The new president said the attackers thought they could use violence to “drive us” from “sacred ground.”
“It did not happen. It will never happen. Not today, not tomorrow, not ever,” he said, generating some applause from the limited crowd.
“Recent weeks and months have taught us a painful lesson: There is truth, and there are lies — lies told for power and for profit,” he said.
He said political leaders in particular have a responsibility “to defend the truth and defeat the lies.”
Among other priorities, Mr. Biden needs to get his Cabinet picks confirmed by the Senate and muscle his $1.9 trillion coronavirus relief package through Congress.
Late Wednesday, the Senate voted 84-10 to confirm Avril Haines as director of national intelligence.
Lawmakers will act as the Senate puts Mr. Trump on trial. Mr. Biden and his team say the trial cannot slow the administration’s priorities.

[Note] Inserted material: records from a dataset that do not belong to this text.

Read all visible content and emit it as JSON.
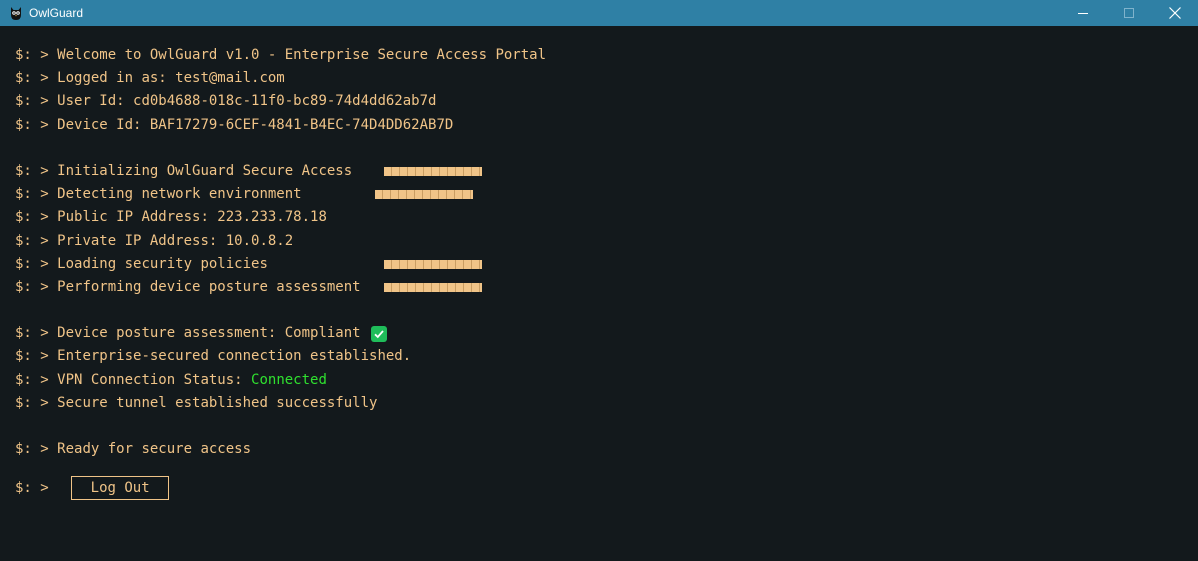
{
  "window": {
    "title": "OwlGuard",
    "icon": "owl-icon",
    "titlebar_color": "#2f80a5"
  },
  "terminal": {
    "prompt": "$: > ",
    "lines": {
      "welcome": "Welcome to OwlGuard v1.0 - Enterprise Secure Access Portal",
      "logged_in": "Logged in as: test@mail.com",
      "user_id": "User Id: cd0b4688-018c-11f0-bc89-74d4dd62ab7d",
      "device_id": "Device Id: BAF17279-6CEF-4841-B4EC-74D4DD62AB7D",
      "initializing": "Initializing OwlGuard Secure Access",
      "detecting": "Detecting network environment",
      "public_ip": "Public IP Address: 223.233.78.18",
      "private_ip": "Private IP Address: 10.0.8.2",
      "loading_policies": "Loading security policies",
      "posture": "Performing device posture assessment",
      "posture_result": "Device posture assessment: Compliant",
      "connection": "Enterprise-secured connection established.",
      "vpn_label": "VPN Connection Status: ",
      "vpn_status": "Connected",
      "tunnel": "Secure tunnel established successfully",
      "ready": "Ready for secure access"
    },
    "progress": {
      "initializing": 1.0,
      "detecting": 1.0,
      "loading_policies": 1.0,
      "posture": 1.0
    },
    "colors": {
      "text": "#f0c488",
      "background": "#13191c",
      "connected": "#2fe02f",
      "check": "#1fbd5a"
    }
  },
  "actions": {
    "logout_label": "Log Out"
  }
}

“We are confident … that just like the American people can, the Senate can also multitask and they can do their constitutional duty while continuing to conduct the business of the American people,” White House press secretary Jen Psaki said.

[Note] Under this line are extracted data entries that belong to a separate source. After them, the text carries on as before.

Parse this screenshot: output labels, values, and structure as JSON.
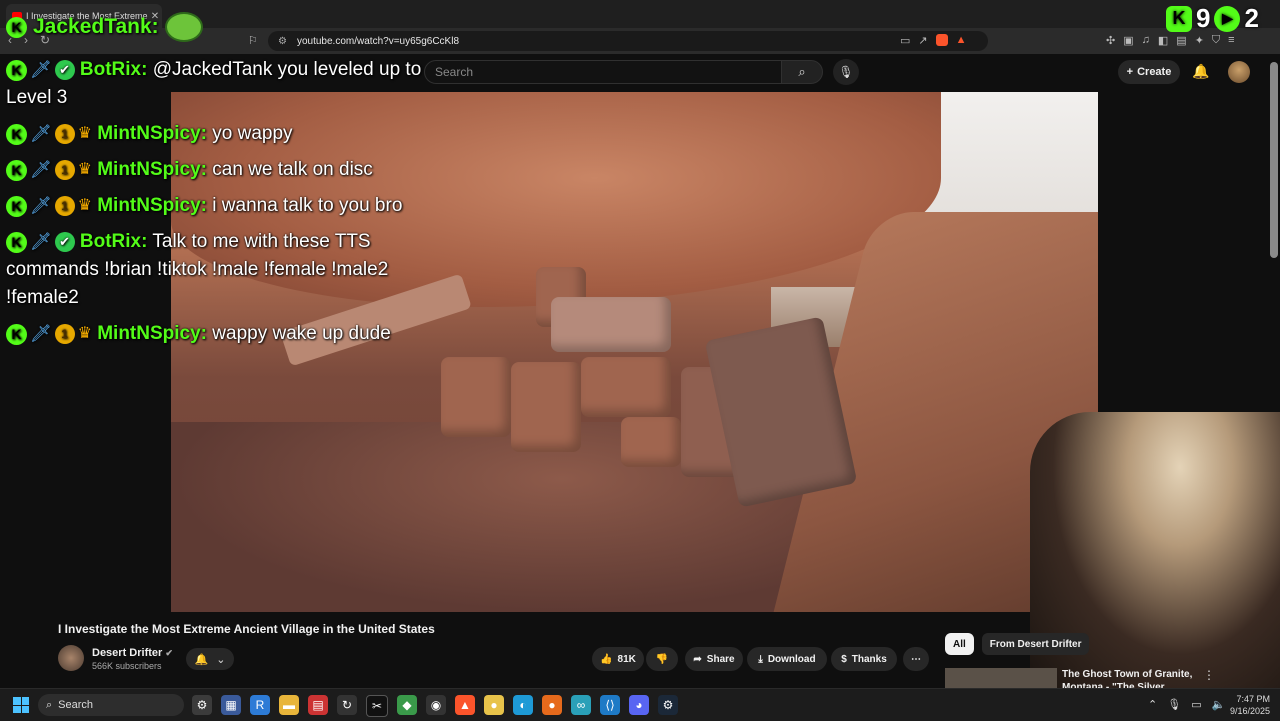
{
  "browser": {
    "tab_title": "I Investigate the Most Extreme",
    "url": "youtube.com/watch?v=uy65g6CcKl8"
  },
  "youtube": {
    "search_placeholder": "Search",
    "create_label": "Create",
    "video_title": "I Investigate the Most Extreme Ancient Village in the United States",
    "channel_name": "Desert Drifter",
    "subscribers": "566K subscribers",
    "likes": "81K",
    "share_label": "Share",
    "download_label": "Download",
    "thanks_label": "Thanks",
    "chip_all": "All",
    "chip_from": "From Desert Drifter",
    "rec_title": "The Ghost Town of Granite, Montana - \"The Silver Queen\""
  },
  "overlay": {
    "streamer": "JackedTank:",
    "kick_count": "9",
    "viewer_count": "2"
  },
  "chat": [
    {
      "user": "BotRix:",
      "badges": [
        "kick",
        "sword",
        "check"
      ],
      "text": "@JackedTank you leveled up to Level 3"
    },
    {
      "user": "MintNSpicy:",
      "badges": [
        "kick",
        "sword",
        "sub",
        "crown"
      ],
      "text": "yo wappy"
    },
    {
      "user": "MintNSpicy:",
      "badges": [
        "kick",
        "sword",
        "sub",
        "crown"
      ],
      "text": "can we talk on disc"
    },
    {
      "user": "MintNSpicy:",
      "badges": [
        "kick",
        "sword",
        "sub",
        "crown"
      ],
      "text": "i wanna talk to you bro"
    },
    {
      "user": "BotRix:",
      "badges": [
        "kick",
        "sword",
        "check"
      ],
      "text": "Talk to me with these TTS commands !brian !tiktok !male !female !male2 !female2"
    },
    {
      "user": "MintNSpicy:",
      "badges": [
        "kick",
        "sword",
        "sub",
        "crown"
      ],
      "text": "wappy wake up dude"
    }
  ],
  "taskbar": {
    "search_label": "Search",
    "time": "7:47 PM",
    "date": "9/16/2025"
  },
  "colors": {
    "kick_green": "#53fc18",
    "youtube_red": "#ff0000",
    "background": "#0f0f0f"
  }
}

The White House announced more than 30 appointees who will temporarily lead federal departments and programs until Mr. Biden’s nominees are confirmed.
Three of Mr. Biden’s predecessors — former Presidents Barack Obama, George W. Bush and Bill Clinton — attended the inauguration and a wreath-laying ceremony at Arlington National Cemetery on Wednesday afternoon.

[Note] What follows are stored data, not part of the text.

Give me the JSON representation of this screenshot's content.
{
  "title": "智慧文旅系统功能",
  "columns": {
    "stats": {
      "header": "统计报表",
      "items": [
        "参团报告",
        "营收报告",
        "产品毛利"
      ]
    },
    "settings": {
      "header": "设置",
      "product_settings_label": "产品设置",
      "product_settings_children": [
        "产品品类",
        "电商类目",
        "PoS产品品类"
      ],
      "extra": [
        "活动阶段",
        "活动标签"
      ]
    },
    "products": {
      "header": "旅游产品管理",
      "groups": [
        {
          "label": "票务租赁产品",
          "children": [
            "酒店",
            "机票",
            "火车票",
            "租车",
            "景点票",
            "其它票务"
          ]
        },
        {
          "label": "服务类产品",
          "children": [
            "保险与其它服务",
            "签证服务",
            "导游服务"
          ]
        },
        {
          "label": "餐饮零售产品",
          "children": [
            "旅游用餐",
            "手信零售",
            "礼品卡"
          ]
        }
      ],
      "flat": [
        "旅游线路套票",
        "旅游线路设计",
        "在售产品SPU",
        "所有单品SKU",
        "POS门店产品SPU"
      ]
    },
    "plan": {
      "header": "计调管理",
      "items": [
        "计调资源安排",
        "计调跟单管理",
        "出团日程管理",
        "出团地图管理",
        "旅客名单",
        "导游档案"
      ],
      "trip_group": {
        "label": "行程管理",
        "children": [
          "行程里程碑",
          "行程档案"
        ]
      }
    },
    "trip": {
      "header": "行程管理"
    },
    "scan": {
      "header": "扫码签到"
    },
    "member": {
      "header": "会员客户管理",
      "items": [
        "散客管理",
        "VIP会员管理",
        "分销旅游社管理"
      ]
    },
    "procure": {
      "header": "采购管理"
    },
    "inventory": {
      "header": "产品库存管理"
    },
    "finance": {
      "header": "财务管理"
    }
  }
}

Mr. Trump eschewed tradition and landed in Florida before Mr. Biden was sworn into office.
House Majority Whip James E. Clyburn, whose endorsement ahead of the South Carolina primary last year revitalized Mr. Biden’s campaign, said Mr. Bush told him Wednesday that “you’re the savior.”
“He said to me Joe Biden was [the] only one who could have defeated the incumbent president,” Mr. Clyburn recalled Mr. Bush telling him.
After the inauguration of Mr. Biden and Ms. Harris and the swearing-in of three new Democratic senators, Democrats control all the levers of political power in Washington, albeit with a 50-50 Senate and a narrow House majority.
Ms. Harris will serve as the tiebreaker on split votes in the Senate.
Sen. Bernard Sanders of Vermont said it’s fine to reach out to Republicans for now.
“I would prefer to do it that way,” Mr. Sanders said on ABC. “But if we hear very early on the Republicans do not want to act in a way that meets the needs of working people in this country or the middle class, sorry, we’re going to do it alone.”
Some Republicans suggested that they are open to compromise.
Seventeen newly elected House Republicans wrote to Mr. Biden to say they want to work with him on various issues including a coronavirus relief package, health care and infrastructure.
“After two impeachments, lengthy inter-branch investigations, and, most recently, the horrific attack on our nation’s capital, it is clear that the partisan divide between Democrats and Republicans does not serve a single American,” the lawmakers wrote.
Most of the signatories supported at least one of the challenges to the Electoral College tally on Jan. 6, when Trump supporters stormed the Capitol in an apparent effort to slow or stop the process of Mr. Biden’s taking office.
Rep. Morgan Griffith, Virginia Republican, said he was in “wait and see” mode on whether he can work with the new administration.
“I mean, obviously, I’m very conservative [and] he’s not. So there will be areas where we disagree on policy,” Mr. Griffith said before Mr. Biden was sworn in. “But this is the role of the loyal opposition.”
COVID-19 limited some of the pomp and circumstance typically associated with a presidential inauguration.
There was no post-address luncheon for Mr. Biden in the U.S. Capitol building, though congressional leaders did present him with gifts as he made his way through his old stomping grounds as a six-term senator representing Delaware.
The new president went on a truncated parade route near the White House. He briefly stopped to greet well-wishers and reporters and bumped fists with NBC weatherman Al Roker.
A “virtual parade across America” featured performances and speakers representing all 56 states and territories.